Is DoD starting to bridge the valley of death?

… funding for Advanced Components Development and Prototypes (6.4 funding) has increased from 20.4% of total RDT&E funding in 2012 to 30.2% in the enacted 2021 budget and 32.9% in the 2022 budget request. This indicates that the DOD has increased the type of RDT&E funding that should help new warfighting capabilities successfully emerge from the valley-of-death. Our analytics also show that this increase has come at slight expense to all other budget activity titles.

That was an interesting article from Vector Analytics. Check out the link for some charts.

I think there is reason to be hopeful, particularly the efforts since the FY2016 NDAA to boost prototyping and accelerate the fielding of new technologies. We’ve been aware that BA 6.4 has been getting boosted over recent years, which maybe attributable to middle-tier programs to some degree.

But the change is perhaps to be expected. There was a boom of new defense programs in the 2000s which culminated in a crisis of Nunn-McCurdy breaches and the WSARA reforms. Several years ago, analysts started noting that cost growth and Nunn-McCurdy breaches were falling. But that was primarily because so many programs got rebaselined and started transitioning into production. The “next-generation” of developments was getting underway in the mid- to late-2010s.
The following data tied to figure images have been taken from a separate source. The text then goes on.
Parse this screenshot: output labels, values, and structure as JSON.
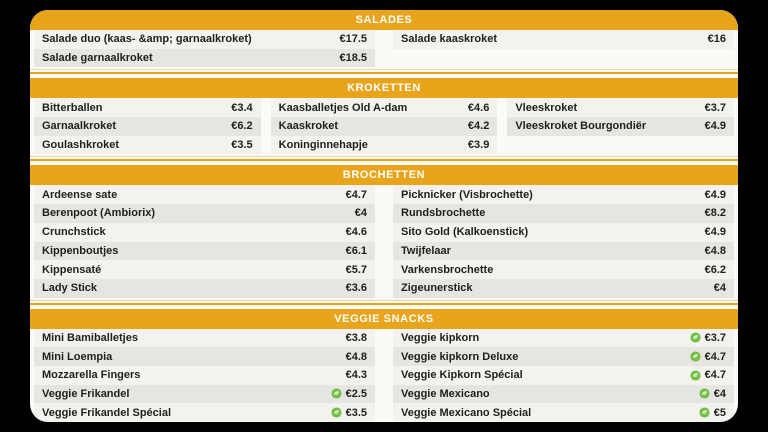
{
  "menu": {
    "background": "#000000",
    "card_background": "#fbfaf7",
    "accent": "#e8a41b",
    "header_text_color": "#ffffff",
    "row_stripe_light": "#f3f2ef",
    "row_stripe_dark": "#e7e5e2",
    "item_text_color": "#201f1d",
    "veg_icon_name": "vegetarian-icon",
    "veg_icon_color": "#72bf44",
    "sections": [
      {
        "title": "SALADES",
        "columns": [
          {
            "items": [
              {
                "name": "Salade duo (kaas- &amp; garnaalkroket)",
                "price": "€17.5"
              },
              {
                "name": "Salade garnaalkroket",
                "price": "€18.5"
              }
            ]
          },
          {
            "items": [
              {
                "name": "Salade kaaskroket",
                "price": "€16"
              }
            ]
          }
        ],
        "max_rows": 2
      },
      {
        "title": "KROKETTEN",
        "columns": [
          {
            "items": [
              {
                "name": "Bitterballen",
                "price": "€3.4"
              },
              {
                "name": "Garnaalkroket",
                "price": "€6.2"
              },
              {
                "name": "Goulashkroket",
                "price": "€3.5"
              }
            ]
          },
          {
            "items": [
              {
                "name": "Kaasballetjes Old A-dam",
                "price": "€4.6"
              },
              {
                "name": "Kaaskroket",
                "price": "€4.2"
              },
              {
                "name": "Koninginnehapje",
                "price": "€3.9"
              }
            ]
          },
          {
            "items": [
              {
                "name": "Vleeskroket",
                "price": "€3.7"
              },
              {
                "name": "Vleeskroket Bourgondiër",
                "price": "€4.9"
              }
            ]
          }
        ],
        "max_rows": 3
      },
      {
        "title": "BROCHETTEN",
        "columns": [
          {
            "items": [
              {
                "name": "Ardeense sate",
                "price": "€4.7"
              },
              {
                "name": "Berenpoot (Ambiorix)",
                "price": "€4"
              },
              {
                "name": "Crunchstick",
                "price": "€4.6"
              },
              {
                "name": "Kippenboutjes",
                "price": "€6.1"
              },
              {
                "name": "Kippensaté",
                "price": "€5.7"
              },
              {
                "name": "Lady Stick",
                "price": "€3.6"
              }
            ]
          },
          {
            "items": [
              {
                "name": "Picknicker (Visbrochette)",
                "price": "€4.9"
              },
              {
                "name": "Rundsbrochette",
                "price": "€8.2"
              },
              {
                "name": "Sito Gold (Kalkoenstick)",
                "price": "€4.9"
              },
              {
                "name": "Twijfelaar",
                "price": "€4.8"
              },
              {
                "name": "Varkensbrochette",
                "price": "€6.2"
              },
              {
                "name": "Zigeunerstick",
                "price": "€4"
              }
            ]
          }
        ],
        "max_rows": 6
      },
      {
        "title": "VEGGIE SNACKS",
        "columns": [
          {
            "items": [
              {
                "name": "Mini Bamiballetjes",
                "price": "€3.8"
              },
              {
                "name": "Mini Loempia",
                "price": "€4.8"
              },
              {
                "name": "Mozzarella Fingers",
                "price": "€4.3"
              },
              {
                "name": "Veggie Frikandel",
                "price": "€2.5",
                "veg": true
              },
              {
                "name": "Veggie Frikandel Spécial",
                "price": "€3.5",
                "veg": true
              }
            ]
          },
          {
            "items": [
              {
                "name": "Veggie kipkorn",
                "price": "€3.7",
                "veg": true
              },
              {
                "name": "Veggie kipkorn Deluxe",
                "price": "€4.7",
                "veg": true
              },
              {
                "name": "Veggie Kipkorn Spécial",
                "price": "€4.7",
                "veg": true
              },
              {
                "name": "Veggie Mexicano",
                "price": "€4",
                "veg": true
              },
              {
                "name": "Veggie Mexicano Spécial",
                "price": "€5",
                "veg": true
              }
            ]
          }
        ],
        "max_rows": 5
      }
    ]
  }
}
Of course, looking at aggregate budget figures tells us nothing about whether particular programs are actually getting prototyped and fielded. Anecdotally at least, the jury is still out for a lot of innovative new programs. Vector Analytics takes a little closer look:

Hypersonics experienced an extremely steep ramp-up of funding starting in 2017, with most of that increased funding associated with Advanced Components and Prototypes (6.4).  That ramp-up is noble, however, we find the void of SDD (6.5) and Operational System Development (6.7) funding somewhat troubling.

 

… Directed energy DOD RDT&E funding looks much different from that of hypersonics. The figure below shows that a majority of directed energy funding has been allocated to 6.1 – 6.3 budget activities through 2017, then an uptick in Advanced Components and Prototype funding (6.4) started in 2018. This figure illustrates a more typical RDT&E ramp-up for a new military capability…

 

Finally, let’s look at DOD RDT&E trends for ground robotics. This capability has had programs of record for several years, there is evidence of SDD funding as early as 2012, and since 2018 both Advanced Components and Prototypes and SDD funding has been steadily increasing.

Certainly, if we looked budget figures by system types back in the 2000s, we would have seen programs moving through the RDT&E budget activities and into production. That doesn’t mean that they were the right programs or well executed. It just meant they were following a plan.
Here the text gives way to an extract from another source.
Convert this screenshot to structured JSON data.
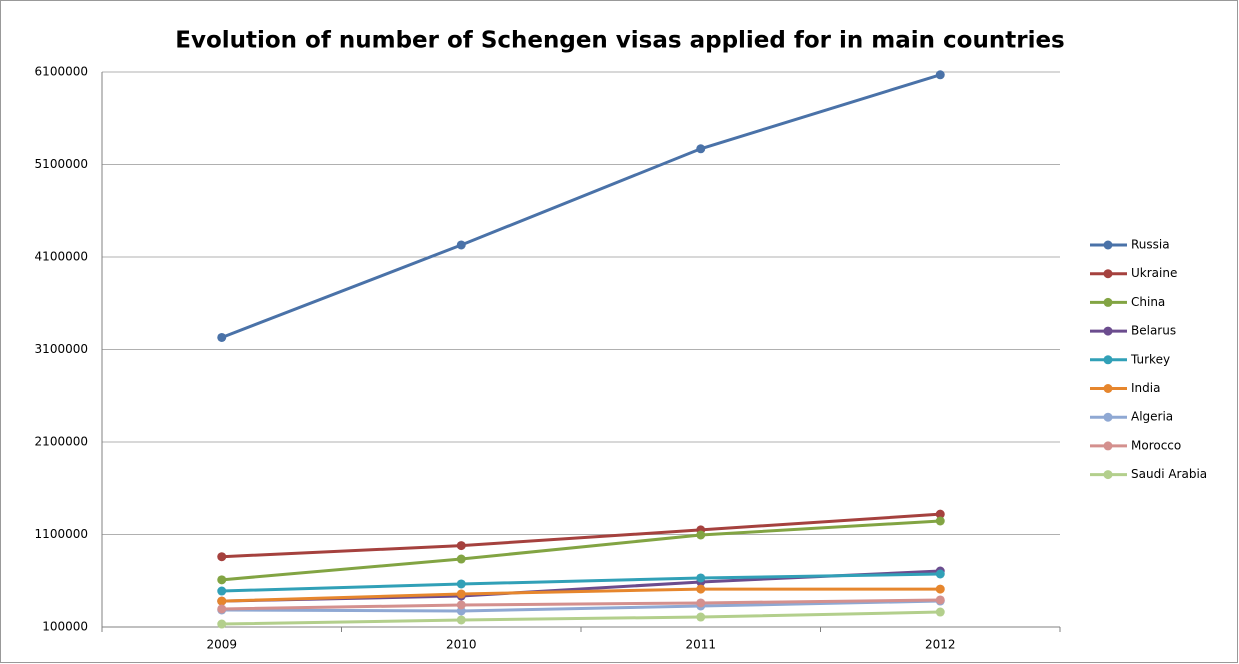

The lack of BA 6.5 for hypersonics and directed energy might just reflect the fact they are middle tier rapid prototyping programs, and not a signal that programs are failing to get to the next stage. I’d be interested to see what programs fall under BA 6.5 for Army ground robotics, but that could be a success story from Esper’s night court zero-based budgeting reviews.

Overall, I think there’s an interesting case to be made that transitions are going better than before. The rhetoric certainly feels different the past five years. However, I really would like a treatment of the individual programs and their progression rather than top-level budget figures for a portfolio. That would require something that looks more like Project Hindsight from the 1960s where they traced individual technological “events” that were necessary for a weapon system to succeed. Integration into doctrine and warfighting tactics is another layer of analysis. It is unfortunate that there is a dearth of these kind of retrospectives and project histories that can really tell us about what is going on.